Pakistani cleric Muhammad Tahir-ul-Qadri warned the government that his supporters will return to the streets if it doesn't stick to a newly minted deal.
He struck a deal with Pakistan's ruling coalition on Thursday that will give his party some say over the formation of a caretaker government ahead of coming elections.
Mr Qadri's return to Pakistani politics a few weeks ago after years of living in Canada, and his calls for the military be involved in an interim government, sparked speculation that he is backed by the country's army.
He supported a 1999 military coup and praised the military during speeches this week.
A spokesman said that Mr Qadri, who led four days of street protests in Islamabad in a bid to topple the government, will keep pushing for political reforms and a halt to corruption.

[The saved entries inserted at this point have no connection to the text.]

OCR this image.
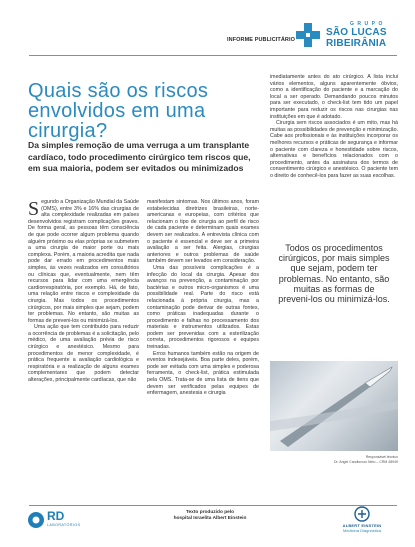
INFORME PUBLICITÁRIO
GRUPO
SÃO LUCAS
RIBEIRÂNIA
Quais são os riscos envolvidos em uma cirurgia?
Da simples remoção de uma verruga a um transplante cardíaco, todo procedimento cirúrgico tem riscos que, em sua maioria, podem ser evitados ou minimizados

imediatamente antes do ato cirúrgico. A lista inclui vários elementos, alguns aparentemente óbvios, como a identificação do paciente e a marcação do local a ser operado. Demandando poucos minutos para ser executado, o check-list tem tido um papel importante para reduzir os riscos nas cirurgias nas instituições em que é adotado.

Cirurgia sem riscos associados é um mito, mas há muitas as possibilidades de prevenção e minimização. Cabe aos profissionais e às instituições incorporar os melhores recursos e práticas de segurança e informar o paciente com clareza e honestidade sobre riscos, alternativas e benefícios relacionados com o procedimento, antes da assinatura dos termos de consentimento cirúrgico e anestésico. O paciente tem o direito de conhecê-los para fazer as suas escolhas.

Segundo a Organização Mundial da Saúde (OMS), entre 3% e 16% das cirurgias de alta complexidade realizadas em países desenvolvidos registram complicações graves. De forma geral, as pessoas têm consciência de que pode ocorrer algum problema quando alguém próximo ou elas próprias se submetem a uma cirurgia de maior porte ou mais complexa. Porém, a maioria acredita que nada pode dar errado em procedimentos mais simples, às vezes realizados em consultórios ou clínicas que, eventualmente, nem têm recursos para lidar com uma emergência cardiorrespiratória, por exemplo. Há, de fato, uma relação entre riscos e complexidade da cirurgia. Mas todos os procedimentos cirúrgicos, por mais simples que sejam, podem ter problemas. No entanto, são muitas as formas de preveni-los ou minimizá-los.

Uma ação que tem contribuído para reduzir a ocorrência de problemas é a solicitação, pelo médico, de uma avaliação prévia de risco cirúrgico e anestésico. Mesmo para procedimentos de menor complexidade, é prática frequente a avaliação cardiológica e respiratória e a realização de alguns exames complementares que podem detectar alterações, principalmente cardíacas, que não

manifestam sintomas. Nos últimos anos, foram estabelecidas diretrizes brasileiras, norte-americanas e europeias, com critérios que relacionam o tipo de cirurgia ao perfil de risco de cada paciente e determinam quais exames devem ser realizados. A entrevista clínica com o paciente é essencial e deve ser a primeira avaliação a ser feita. Alergias, cirurgias anteriores e outros problemas de saúde também devem ser levados em consideração.

Uma das possíveis complicações é a infecção do local da cirurgia. Apesar dos avanços na prevenção, a contaminação por bactérias e outros micro-organismos é uma possibilidade real. Parte do risco está relacionada à própria cirurgia, mas a contaminação pode derivar de outras fontes, como práticas inadequadas durante o procedimento e falhas no processamento dos materiais e instrumentos utilizados. Estas podem ser prevenidas com a esterilização correta, procedimentos rigorosos e equipes treinadas.

Erros humanos também estão na origem de eventos indesejáveis. Boa parte deles, porém, pode ser evitada com uma simples e poderosa ferramenta, o check-list, prática estimulada pela OMS. Trata-se de uma lista de itens que devem ser verificados pelas equipes de enfermagem, anestesia e cirurgia

Todos os procedimentos cirúrgicos, por mais simples que sejam, podem ter problemas. No entanto, são muitas as formas de preveni-los ou minimizá-los.
Responsável técnico
Dr. Angel Candiorozo Neto – CRM 48949
RD
LABORATÓRIOS
Texto produzido pelo
hospital Israelita Albert Einstein
ALBERT EINSTEIN
Medicina Diagnóstica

As well as giving him a voice in who leads the caretaker administration, the government also agreed to dissolve parliament before the scheduled date of March 16, although it didn't say when.
It said a vote would be held within 90 days of dissolution and electoral reforms would be discussed.
Separately, shops, businesses and schools shut across Karachi after the murder of Manzar Imam, an MP from the Muttahida Qaumi Movement, a coalition partner in the federal government and the dominant political party in the city.
Mr Imam and three of his guards were killed in a drive-by shooting on Thursday.
Overnight violence left five people dead and around 30 wounded.